Thursday, October 21, 2010

Holy Road

I have been meaning to write this for a while.  The thought occurred when on a late evening last month I was with a friend of mine in Dwarka.  After  block after block of suburban multi-storey grey housing, evenly distributed alongside wide motor ways we arrived at the market. A wide right-of-way  with three storey arcade-like building lining the edge of wide open tarmac parking. Two mirror facades, facing each other, abuzz with the even shopping of the office-goer.
We got of our car, on the left  and stepped out. Having taken directions to reach the Sector 6 market. Asked , only to be told this was Sector 10. Where was Sector 6 market then?
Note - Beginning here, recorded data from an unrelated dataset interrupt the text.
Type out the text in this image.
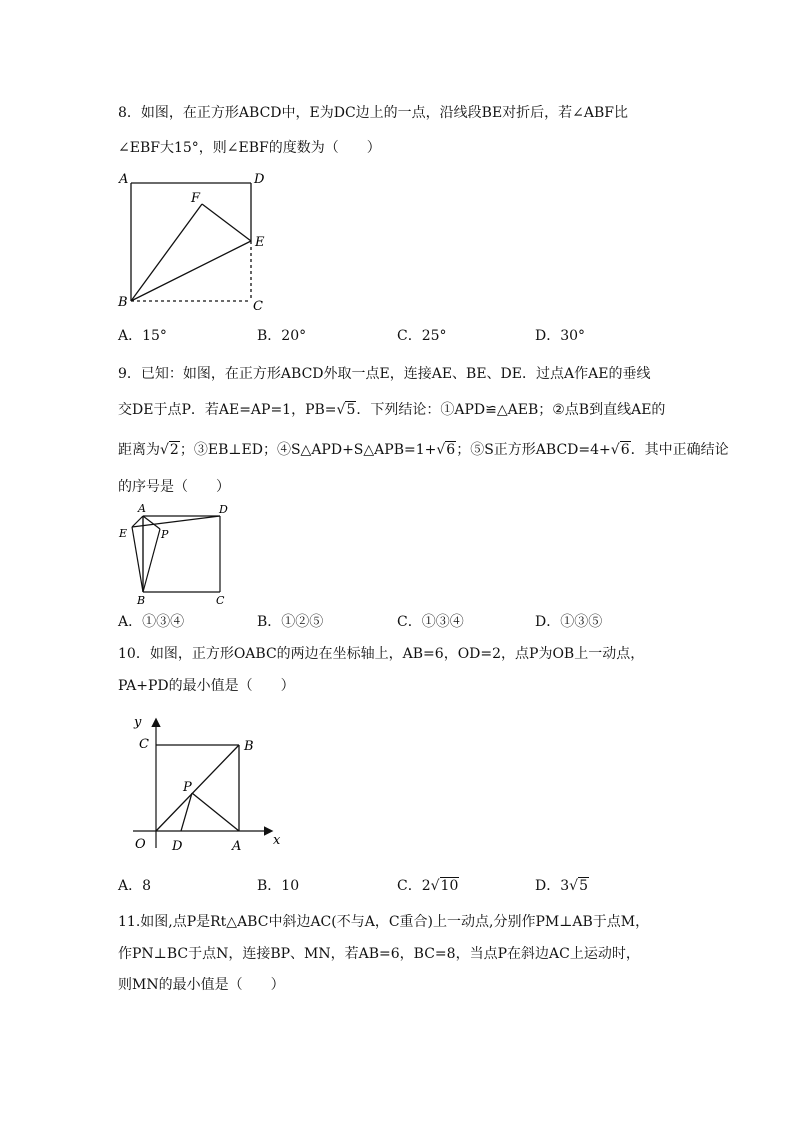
8．如图，在正方形ABCD中，E为DC边上的一点，沿线段BE对折后，若∠ABF比
∠EBF大15°，则∠EBF的度数为（　　）
A	D
F
E
B	C
A．15°	B．20°	C．25°	D．30°
9．已知：如图，在正方形ABCD外取一点E，连接AE、BE、DE．过点A作AE的垂线
交DE于点P．若AE=AP=1，PB=√5．下列结论：①APD≌△AEB；②点B到直线AE的
距离为√2；③EB⊥ED；④S△APD+S△APB=1+√6；⑤S正方形ABCD=4+√6．其中正确结论
的序号是（　　）
A	D
E	P
B	C
A．①③④	B．①②⑤	C．①③④	D．①③⑤
10．如图，正方形OABC的两边在坐标轴上，AB=6，OD=2，点P为OB上一动点，
PA+PD的最小值是（　　）
y
x
C	B
P
O D	A
A．8	B．10	C．2√10	D．3√5
11.如图,点P是Rt△ABC中斜边AC(不与A，C重合)上一动点,分别作PM⊥AB于点M，
作PN⊥BC于点N，连接BP、MN，若AB=6，BC=8，当点P在斜边AC上运动时，
则MN的最小值是（　　）
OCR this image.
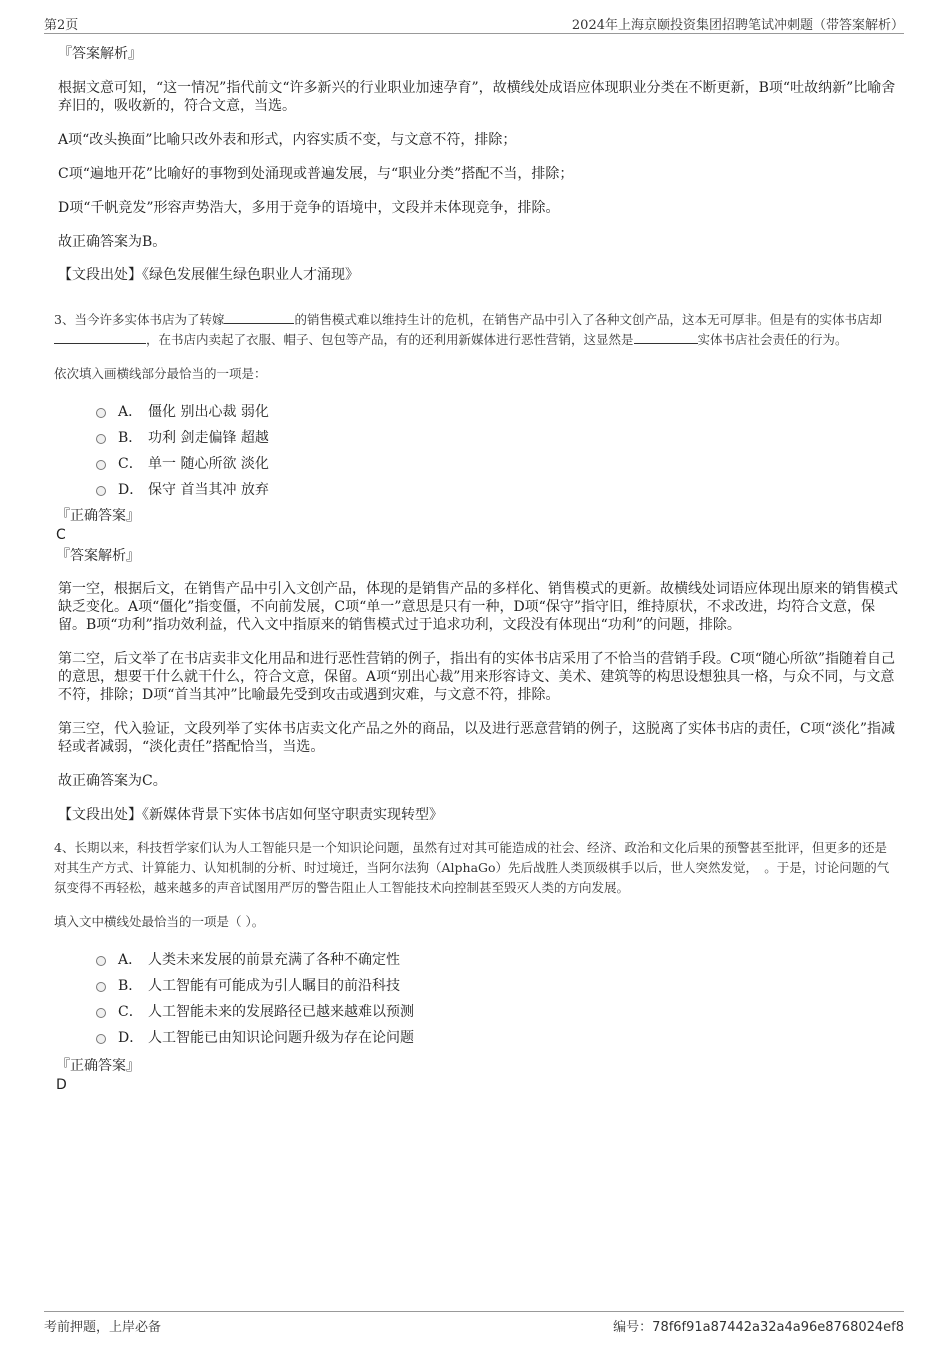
第2页	2024年上海京颐投资集团招聘笔试冲刺题（带答案解析）

『答案解析』

根据文意可知，“这一情况”指代前文“许多新兴的行业职业加速孕育”，故横线处成语应体现职业分类在不断更新，B项“吐故纳新”比喻舍弃旧的，吸收新的，符合文意，当选。

A项“改头换面”比喻只改外表和形式，内容实质不变，与文意不符，排除；

C项“遍地开花”比喻好的事物到处涌现或普遍发展，与“职业分类”搭配不当，排除；

D项“千帆竞发”形容声势浩大，多用于竞争的语境中，文段并未体现竞争，排除。

故正确答案为B。

【文段出处】《绿色发展催生绿色职业人才涌现》

3、当今许多实体书店为了转嫁	的销售模式难以维持生计的危机，在销售产品中引入了各种文创产品，这本无可厚非。但是有的实体书店却 ，在书店内卖起了衣服、帽子、包包等产品，有的还利用新媒体进行恶性营销，这显然是	实体书店社会责任的行为。

依次填入画横线部分最恰当的一项是：

A． 僵化 别出心裁 弱化
B． 功利 剑走偏锋 超越
C． 单一 随心所欲 淡化
D． 保守 首当其冲 放弃

『正确答案』

C

『答案解析』

第一空，根据后文，在销售产品中引入文创产品，体现的是销售产品的多样化、销售模式的更新。故横线处词语应体现出原来的销售模式缺乏变化。A项“僵化”指变僵，不向前发展，C项“单一”意思是只有一种，D项“保守”指守旧，维持原状，不求改进，均符合文意，保留。B项“功利”指功效利益，代入文中指原来的销售模式过于追求功利，文段没有体现出“功利”的问题，排除。

第二空，后文举了在书店卖非文化用品和进行恶性营销的例子，指出有的实体书店采用了不恰当的营销手段。C项“随心所欲”指随着自己的意思，想要干什么就干什么，符合文意，保留。A项“别出心裁”用来形容诗文、美术、建筑等的构思设想独具一格，与众不同，与文意不符，排除；D项“首当其冲”比喻最先受到攻击或遇到灾难，与文意不符，排除。

第三空，代入验证，文段列举了实体书店卖文化产品之外的商品，以及进行恶意营销的例子，这脱离了实体书店的责任，C项“淡化”指减轻或者减弱，“淡化责任”搭配恰当，当选。

故正确答案为C。

【文段出处】《新媒体背景下实体书店如何坚守职责实现转型》

4、长期以来，科技哲学家们认为人工智能只是一个知识论问题，虽然有过对其可能造成的社会、经济、政治和文化后果的预警甚至批评，但更多的还是对其生产方式、计算能力、认知机制的分析、时过境迁，当阿尔法狗（AlphaGo）先后战胜人类顶级棋手以后，世人突然发觉，　。于是，讨论问题的气氛变得不再轻松，越来越多的声音试图用严厉的警告阻止人工智能技术向控制甚至毁灭人类的方向发展。

填入文中横线处最恰当的一项是（ ）。

A． 人类未来发展的前景充满了各种不确定性
B． 人工智能有可能成为引人瞩目的前沿科技
C． 人工智能未来的发展路径已越来越难以预测
D． 人工智能已由知识论问题升级为存在论问题

『正确答案』

D

考前押题，上岸必备	编号：78f6f91a87442a32a4a96e8768024ef8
It was fairly simple the directions – out of the gate, left, straight, left and then right,  Sector  6 market – but where was it? Asked  again? Only to be told, its across the road, the mirror facade facing us was Sector 6.
Like a lot of modern and post modern development of urbanism, the road seems to have come first. And seems to take precedence in the organisation of the idea of the city.
In the simple construction of the early city, the road was the path that lead to destinations, markets on the left and right of roads were the same place. I’m not sure I am making a strong argument here, but there is one. The image is of unconnected islands of habitation, connected to arteries of human transportation, with no sense of place or identity.

About a month ago I was reviewing a design project of a first year student, intervening at the AIIMS flyover area. Everything that could have been altered had been, but the road. The road remained as it was, unchanged, unaltered, with all nature of intervention around it attempting the navigate the 200-odd meter diameter cavity that it punches between four very important densely populated regions.
In the mind of the student ( and I believe in the minds of many!), the road is a given, the highest in an order of hierarchies that determine the nature of the urban environment. And the city finds in shape and purpose on the two sides of this unending strip of tarmac.

This is the great dream of the modern city, the motor-car city.The road first and then all else! The city as product of the means of getting there!  The car the landmark, the holy road the “place”.